【論風】難航する「もんじゅ」見直し 新「再処理機構」で運営を (1/3ページ)

2016.6.23 05:00

 □社会保障経済研究所代表・石川和男

 原子力発電所から出た使用済燃料からウランとプルトニウムを抽出する「再処理」事業の枠組みを改正する法律が先月成立した。認可法人「使用済燃料再処理機構」を新設し、この新機構が日本原燃(青森県六ケ所村)に業務を委託。国の関与を強め、再処理事業を安定継続させるのが目的。国は、再処理によるプルトニウム・ウラン混合酸化物(MOX)燃料を再利用する核燃料サイクルを推進。六ケ所村の再処理工場はその中核施設だ。

 ◆周囲に翻弄

 だが、この六ケ所再処理工場は過去のトラブルと、現在の原子力規制委員会の新規制基準の“過剰・異常な”運用もあって竣工(しゅんこう)時期は不透明なまま。マスコミは、高速増殖炉原型炉「もんじゅ」(福井県敦賀市)の運営にも先が見通せない中、国は枠組み変更で核燃料サイクル政策の延命に一手を講じた形だ、との論調で統一されているかのようだ。

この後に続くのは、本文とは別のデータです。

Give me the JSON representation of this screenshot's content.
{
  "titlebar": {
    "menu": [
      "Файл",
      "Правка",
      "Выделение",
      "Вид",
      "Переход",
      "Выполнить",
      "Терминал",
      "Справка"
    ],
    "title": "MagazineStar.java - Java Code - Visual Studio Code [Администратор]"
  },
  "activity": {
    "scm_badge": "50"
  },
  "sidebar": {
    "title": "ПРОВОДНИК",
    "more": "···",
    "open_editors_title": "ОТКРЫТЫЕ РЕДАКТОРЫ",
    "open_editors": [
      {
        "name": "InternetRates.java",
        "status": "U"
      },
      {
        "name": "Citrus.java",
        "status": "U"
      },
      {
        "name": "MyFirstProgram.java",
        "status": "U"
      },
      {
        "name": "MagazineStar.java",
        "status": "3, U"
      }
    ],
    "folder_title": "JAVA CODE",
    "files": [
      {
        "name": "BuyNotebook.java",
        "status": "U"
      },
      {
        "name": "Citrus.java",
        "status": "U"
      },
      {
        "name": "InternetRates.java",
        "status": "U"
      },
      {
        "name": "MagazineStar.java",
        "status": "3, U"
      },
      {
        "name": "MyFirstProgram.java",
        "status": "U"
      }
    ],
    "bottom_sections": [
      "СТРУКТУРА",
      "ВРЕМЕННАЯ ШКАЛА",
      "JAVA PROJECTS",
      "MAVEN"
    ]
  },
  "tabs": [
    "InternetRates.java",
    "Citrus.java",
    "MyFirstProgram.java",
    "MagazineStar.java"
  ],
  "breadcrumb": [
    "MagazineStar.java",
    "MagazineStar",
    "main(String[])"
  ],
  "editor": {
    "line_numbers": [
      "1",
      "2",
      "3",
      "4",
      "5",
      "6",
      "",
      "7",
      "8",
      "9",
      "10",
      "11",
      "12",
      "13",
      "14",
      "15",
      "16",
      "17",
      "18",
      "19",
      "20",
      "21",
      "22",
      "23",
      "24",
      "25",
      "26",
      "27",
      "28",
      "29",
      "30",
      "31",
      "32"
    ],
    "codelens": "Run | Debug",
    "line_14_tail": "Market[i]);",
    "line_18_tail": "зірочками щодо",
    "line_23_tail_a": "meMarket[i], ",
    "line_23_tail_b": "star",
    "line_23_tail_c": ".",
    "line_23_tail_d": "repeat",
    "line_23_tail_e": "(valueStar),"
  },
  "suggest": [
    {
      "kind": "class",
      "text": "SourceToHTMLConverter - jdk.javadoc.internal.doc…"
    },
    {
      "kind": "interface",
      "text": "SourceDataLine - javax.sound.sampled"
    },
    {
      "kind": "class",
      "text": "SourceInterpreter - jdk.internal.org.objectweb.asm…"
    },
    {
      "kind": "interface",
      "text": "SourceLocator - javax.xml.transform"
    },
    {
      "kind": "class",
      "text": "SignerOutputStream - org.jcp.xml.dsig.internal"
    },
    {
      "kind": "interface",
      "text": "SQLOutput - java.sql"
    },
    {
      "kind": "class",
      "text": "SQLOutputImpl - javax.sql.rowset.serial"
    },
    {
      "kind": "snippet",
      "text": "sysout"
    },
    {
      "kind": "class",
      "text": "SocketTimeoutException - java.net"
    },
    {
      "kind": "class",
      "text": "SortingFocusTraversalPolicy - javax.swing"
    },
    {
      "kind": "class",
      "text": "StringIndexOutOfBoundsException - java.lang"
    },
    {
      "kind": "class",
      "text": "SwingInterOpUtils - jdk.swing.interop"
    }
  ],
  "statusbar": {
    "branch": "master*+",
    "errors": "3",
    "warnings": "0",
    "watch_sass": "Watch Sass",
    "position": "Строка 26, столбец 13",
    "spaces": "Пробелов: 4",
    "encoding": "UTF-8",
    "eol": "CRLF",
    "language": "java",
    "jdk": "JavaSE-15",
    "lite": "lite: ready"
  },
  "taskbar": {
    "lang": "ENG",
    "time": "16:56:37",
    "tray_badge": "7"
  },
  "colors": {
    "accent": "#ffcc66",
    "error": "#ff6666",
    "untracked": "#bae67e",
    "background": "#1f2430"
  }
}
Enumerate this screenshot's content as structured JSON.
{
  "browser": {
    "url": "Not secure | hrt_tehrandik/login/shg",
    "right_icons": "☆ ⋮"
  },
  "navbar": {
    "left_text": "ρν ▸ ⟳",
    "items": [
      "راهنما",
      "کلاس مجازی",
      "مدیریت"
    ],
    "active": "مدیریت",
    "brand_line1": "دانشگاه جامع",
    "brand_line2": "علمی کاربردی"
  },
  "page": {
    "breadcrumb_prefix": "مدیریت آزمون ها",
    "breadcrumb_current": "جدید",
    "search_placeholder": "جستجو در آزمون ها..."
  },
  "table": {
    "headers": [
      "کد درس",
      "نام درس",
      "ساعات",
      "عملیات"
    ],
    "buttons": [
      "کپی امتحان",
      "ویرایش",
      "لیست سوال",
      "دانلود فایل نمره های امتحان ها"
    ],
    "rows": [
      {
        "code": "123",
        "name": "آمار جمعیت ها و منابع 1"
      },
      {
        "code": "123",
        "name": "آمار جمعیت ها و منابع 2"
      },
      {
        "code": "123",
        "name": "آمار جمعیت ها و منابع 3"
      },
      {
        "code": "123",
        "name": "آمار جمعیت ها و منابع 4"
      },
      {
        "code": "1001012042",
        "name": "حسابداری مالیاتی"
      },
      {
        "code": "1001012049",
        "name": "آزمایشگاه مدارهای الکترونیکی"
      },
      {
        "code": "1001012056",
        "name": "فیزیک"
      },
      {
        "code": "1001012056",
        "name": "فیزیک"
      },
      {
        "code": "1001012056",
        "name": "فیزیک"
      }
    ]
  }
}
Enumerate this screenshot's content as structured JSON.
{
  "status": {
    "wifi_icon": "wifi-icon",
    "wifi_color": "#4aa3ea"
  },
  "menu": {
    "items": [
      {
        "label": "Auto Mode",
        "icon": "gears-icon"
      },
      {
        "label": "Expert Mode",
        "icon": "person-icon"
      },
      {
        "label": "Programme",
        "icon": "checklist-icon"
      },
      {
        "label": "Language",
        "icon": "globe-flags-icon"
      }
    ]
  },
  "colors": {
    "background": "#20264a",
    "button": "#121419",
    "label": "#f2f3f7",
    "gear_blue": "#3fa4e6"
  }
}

 昨年11月に規制委はもんじゅ運営をめぐり保守管理上のミスが続く日本原子力研究開発機構(JAEA)を「能力不足だ」とし、別の運営主体を探すよう文部科学省に勧告。これに対し同省は先月27日、規制委が求めた具体的な運営主体の特定を先送りすることを決定。これを受け馳浩文科相は「費用対効果も検討しながら新運営主体を一日も早く特定したい」と語った。